Никто не вспоминал старых обид и не разжигал новые, и рука, слишком слабая для удара, ласково гладила. Стерлись различия, и было непонятно, кто стар и кто молод, и у кого не хватало ноги, а у кого — глаза, и все стали как дети одного отца, так что никто не замечал ни своего уродства, ни уродства брата. И не было среди них ни книжника, ни фарисея, но все снова стали нагими и безграмотными, и всякая плоть превратилась в живой камень, и, как у камней, у них не было никакого блуда и сквернословия.

А на столе, расталкивая ногой наилучшую посуду, плясала женщина и прыгала так забавно, что стол под ней казался раскаленным железом. Кожа ее прилипла к костям и стала суха, как дерево, но голос был сладок, а лицо улыбалось.

По всей же земле был богатый урожай и прекрасная погода.

Мысли о заведомо ложном

Я опоздал, и куда-то в никуда ушли мои жалкие заветные мечты и подразумеваемый жар души. Как бы хорошо я смотрелся на фоне крито-микенской культуры, в декорациях Персеполиса, в изящные дни Нового Царства, когда мужчины и женщины носили каласирис и подкрашивали глаза и губы. Был бы придворным кавалером или дамой при Карле II — ученым, развратным и пылким. Или толстым и веселым монахом, который всю ночь, в компании священников и мирян, пьет вино и играет в кости, неистощимый на скабрезные истории. Или благоухающим и розовым аббатом, приятелем светских дам и кутил. Благоразумным рогоносцем, отважным распутником, тем либертином, который говорил, что для райского блаженства ему нужны только хлеб, сыр, вино и первая встречная, волокитой и игроком. Гостем на пиру.
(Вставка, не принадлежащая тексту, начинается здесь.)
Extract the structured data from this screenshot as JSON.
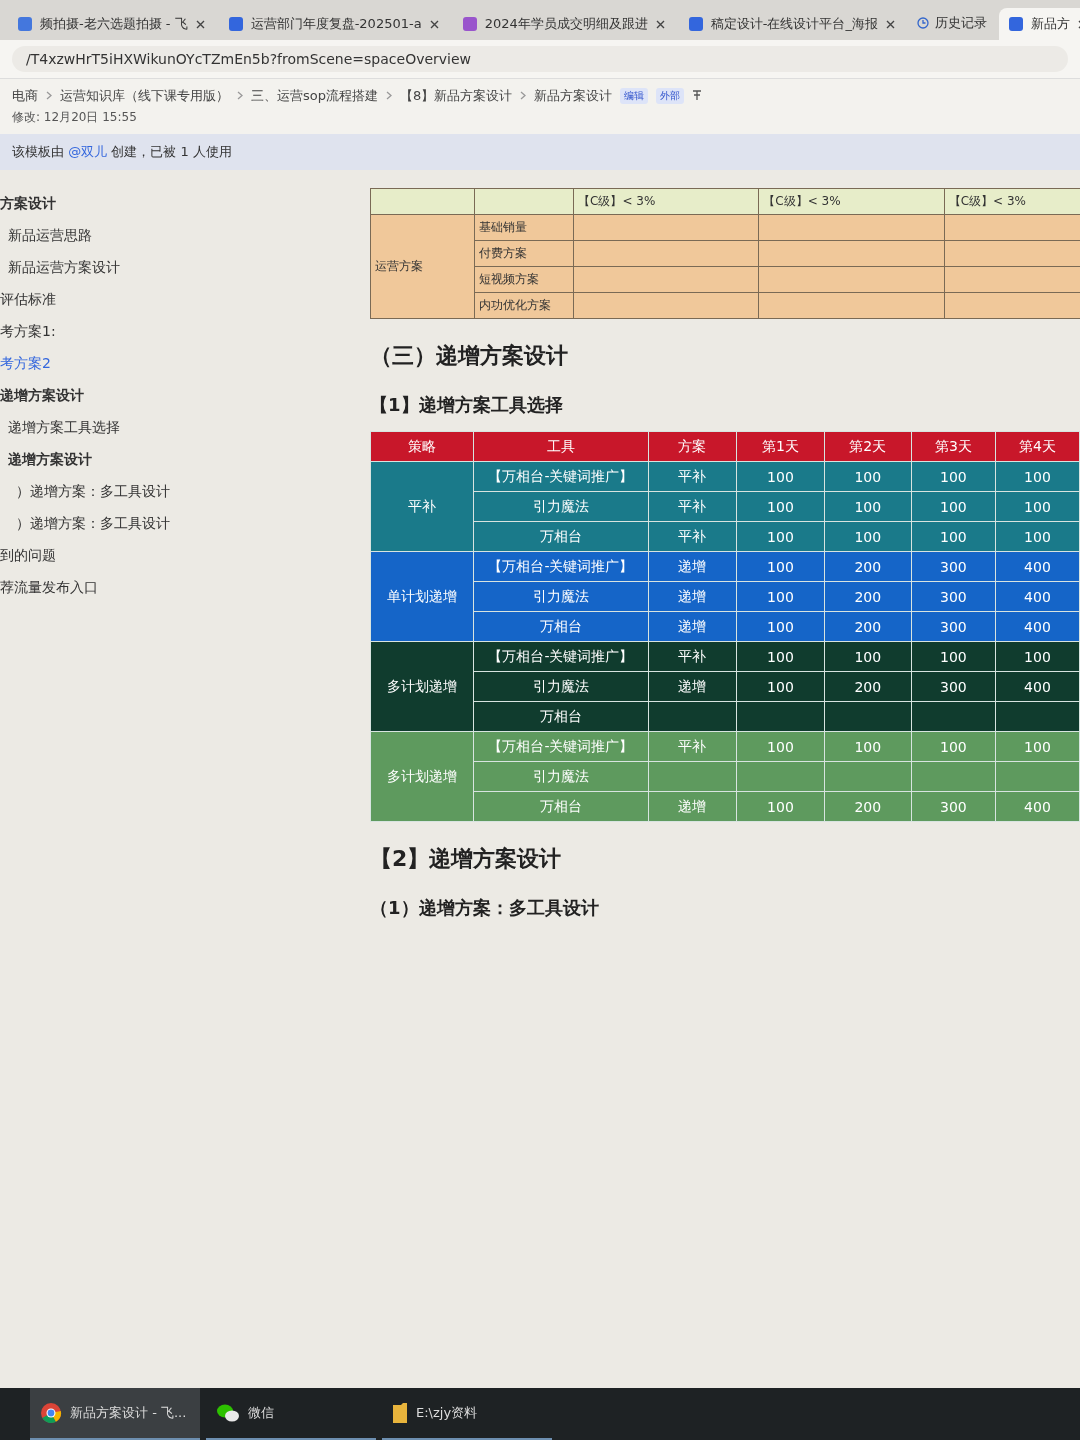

«Не вернется пьяный гость, сбежавший с пира». Разве плохо тебе было на пиру жизни, на пиру Трималхиона? Нет, отвечает, только я ждал другого. Знаток моей души, почему именно в борделе особенно ценят приличие? Они знают, как войти в доверие, как разжечь страсть, как обобрать, как бросить; они умеют так правдиво задержать дыхание и лгут, как дышат — но дыхание выдает их, и живой не может притвориться мертвым. Только у мертвых настоящие хорошие манеры: повадка людей, которые никому не в тягость.

Ну что же такое; позовите наконец девок и кудрявых мальчиков, и флейтиста, и принесите сидонские яблоки на десерт, чтобы «желудку и бедру и ногам было славно». Разве не заплатил я за это веселье своей жизнью, тем последним оболом, и двумя медными монетами, и фармазонским рублем? Угрюмый гость; вот его рожа среди свежих румяных лиц. Он не уверен, что ему здесь плохо, но всего охотнее открыл бы дверь и вышел на улицу. Ужасная мысль мертвит ему ноги: ведь может оказаться, что весь мир — один большой веселый дом.